相続した実家を解体し、土地の売却を検討した際に「擁壁(ようへき)の図面はありますか?」と不動産会社から聞かれ、戸惑われる方は少なくありません。
特に高台や傾斜地の土地では、この擁壁の状態が売却価格や売却期間、さらには税金にも影響することがあります。
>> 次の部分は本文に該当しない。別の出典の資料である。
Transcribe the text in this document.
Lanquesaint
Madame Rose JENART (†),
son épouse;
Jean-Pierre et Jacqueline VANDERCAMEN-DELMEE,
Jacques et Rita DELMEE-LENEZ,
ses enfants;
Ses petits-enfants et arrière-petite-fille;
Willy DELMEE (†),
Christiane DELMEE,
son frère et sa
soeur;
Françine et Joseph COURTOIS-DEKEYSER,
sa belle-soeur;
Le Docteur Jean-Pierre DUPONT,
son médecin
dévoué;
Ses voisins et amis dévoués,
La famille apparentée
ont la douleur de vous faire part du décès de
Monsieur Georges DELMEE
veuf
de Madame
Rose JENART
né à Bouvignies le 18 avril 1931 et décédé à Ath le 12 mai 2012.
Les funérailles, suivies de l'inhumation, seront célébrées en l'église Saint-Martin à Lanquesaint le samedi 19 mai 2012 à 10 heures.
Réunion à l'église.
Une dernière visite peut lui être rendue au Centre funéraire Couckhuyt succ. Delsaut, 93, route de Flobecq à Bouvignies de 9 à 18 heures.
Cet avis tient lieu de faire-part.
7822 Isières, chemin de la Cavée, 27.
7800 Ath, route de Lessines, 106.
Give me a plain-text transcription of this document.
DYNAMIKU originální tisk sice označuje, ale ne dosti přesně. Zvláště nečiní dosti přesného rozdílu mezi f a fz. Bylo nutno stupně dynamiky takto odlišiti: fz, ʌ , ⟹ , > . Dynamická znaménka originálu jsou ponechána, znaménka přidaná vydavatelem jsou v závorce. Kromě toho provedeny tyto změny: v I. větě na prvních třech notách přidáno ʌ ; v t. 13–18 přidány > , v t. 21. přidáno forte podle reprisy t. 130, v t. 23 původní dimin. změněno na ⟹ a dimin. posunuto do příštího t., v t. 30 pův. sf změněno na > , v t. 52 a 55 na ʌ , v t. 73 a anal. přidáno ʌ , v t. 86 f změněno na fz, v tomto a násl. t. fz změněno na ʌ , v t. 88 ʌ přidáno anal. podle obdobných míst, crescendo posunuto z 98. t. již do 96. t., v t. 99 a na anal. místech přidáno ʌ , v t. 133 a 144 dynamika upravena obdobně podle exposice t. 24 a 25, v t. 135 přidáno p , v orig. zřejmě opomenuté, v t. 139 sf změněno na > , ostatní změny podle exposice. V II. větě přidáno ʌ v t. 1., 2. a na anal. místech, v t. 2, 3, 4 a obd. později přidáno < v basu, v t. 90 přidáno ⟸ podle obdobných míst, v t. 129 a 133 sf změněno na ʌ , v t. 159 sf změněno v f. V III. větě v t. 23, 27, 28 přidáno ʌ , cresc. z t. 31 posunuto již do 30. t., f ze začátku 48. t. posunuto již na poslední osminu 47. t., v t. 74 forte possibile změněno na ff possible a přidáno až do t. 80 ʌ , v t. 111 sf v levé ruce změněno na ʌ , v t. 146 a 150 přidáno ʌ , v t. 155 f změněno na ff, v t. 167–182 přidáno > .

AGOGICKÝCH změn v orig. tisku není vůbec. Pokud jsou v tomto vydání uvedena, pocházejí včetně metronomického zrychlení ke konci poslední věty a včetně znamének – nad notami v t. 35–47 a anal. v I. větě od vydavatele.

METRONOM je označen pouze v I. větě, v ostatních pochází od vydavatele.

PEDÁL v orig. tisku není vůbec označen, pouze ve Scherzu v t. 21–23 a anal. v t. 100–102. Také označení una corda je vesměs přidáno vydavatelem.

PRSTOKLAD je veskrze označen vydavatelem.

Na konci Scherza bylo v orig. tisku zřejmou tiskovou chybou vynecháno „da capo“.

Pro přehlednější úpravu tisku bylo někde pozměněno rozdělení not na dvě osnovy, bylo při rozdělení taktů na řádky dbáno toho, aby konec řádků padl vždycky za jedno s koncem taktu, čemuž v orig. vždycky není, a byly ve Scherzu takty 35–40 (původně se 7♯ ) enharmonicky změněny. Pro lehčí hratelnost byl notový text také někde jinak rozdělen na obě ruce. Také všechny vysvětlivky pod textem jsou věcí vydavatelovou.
今回は、相続人の方が押さえておきたい「擁壁のある土地の売却で失敗しないための実務的ポイント」を、税理士・FPの視点から整理してお伝えします。
【1.なぜ「擁壁」が売却価格に影響するのか】
擁壁とは、土地の崩壊を防ぐための重要な構造物です。
しかし、不動産の世界では単なる「壁」ではなく、次のようなリスク要因として評価されます。
・安全性に問題があると再建築や造成に制限がかかる
・補修や再工事に数百万円~数千万円かかる場合がある
・買主が住宅ローンを組みにくくなることがある
つまり、擁壁は「見えない負債」になり得る存在です。
そのため、不動産会社は図面や確認申請書類の有無を非常に重視します。
特に高さが2mを超える場合は、建築基準法や自治体の条例が関係し、
「適法に造られたか」「現行基準に適合しているか」が重要な判断材料になります。
【2.相続人が最初に確認すべき3つの実務ポイント】
実務上、次の3点を早期に確認しておくことを強くお勧めします。
① 設計図・確認申請書類の有無
② 擁壁の状態(ひび割れ・水抜き穴・傾き)
③ 建築士など専門家による簡易診断の要否
ここで重要なのは、
「問題があるかどうか」より
「問題を把握しているかどうか」です。
売却時には、買主に対する「告知義務(重要事項説明)」があります。
後から不具合が判明すると、損害賠償や契約解除のトラブルに発展する可能性もあるためです。
早めの情報整理が、結果的にリスクを最小化します。
【3.税金面で見落としがちなポイント】
擁壁のある土地の売却では、税金面でもいくつか注意点があります。
■ 譲渡所得税(売却益への税金)
売却価格が下がると税金も下がりますが、
逆に補修費や解体費を「必要経費」として計上できるかどうかが重要になります。
例えば:
・擁壁補修費
・解体費
・測量費
・仲介手数料
これらは原則として譲渡費用として控除可能です。
適切に整理すれば、税負担を大きく軽減できることがあります。
■ 「空き家の3,000万円特別控除」の適用
相続した実家を解体して売却する場合、
一定の条件を満たせば最大3,000万円の控除が使えます。
ただし、ここで注意すべきは:
・耐震要件
・期限(相続から3年後の年末まで)
・売却価格1億円以下
・相続人の居住歴の有無
など、細かな要件があることです。
特に「解体のタイミング」と「売却のタイミング」は
税額に直結するため、事前のシミュレーションが極めて重要になります。
【4.戦略的に売却を進めるための現実的ステップ】
私が実務でお勧めしているのは、次の順序です。
① 書類の有無を確認
② 簡易的な擁壁チェック
③ 不動産会社と価格の現実ラインを共有
④ 税金の試算を行う
⑤ 売却時期を決定する
この順序を守るだけで、
「想定外の出費」や「税金の取りこぼし」を大幅に減らせます。
特に相続財産の売却では、
感情的判断より「数字」と「期限」が結果を左右します。
【まとめ】
擁壁のある土地は、確かに注意点が多い資産です。
しかし、正しく理解し、早めに準備すれば、十分に価値ある不動産として売却できます。
大切なのは、
・現状を把握すること
・情報を整理すること
・税金まで含めて判断すること
この3つです。
相続した不動産は、
「負担」になることもあれば
「次の世代の資金」になることもあります。
その分かれ道は、
最初の一歩の取り方で決まります。
不安や判断に迷いがある場合は、
不動産・建築・税務の専門家を早い段階で巻き込み、
数字と事実に基づいた意思決定をされることをお勧めします。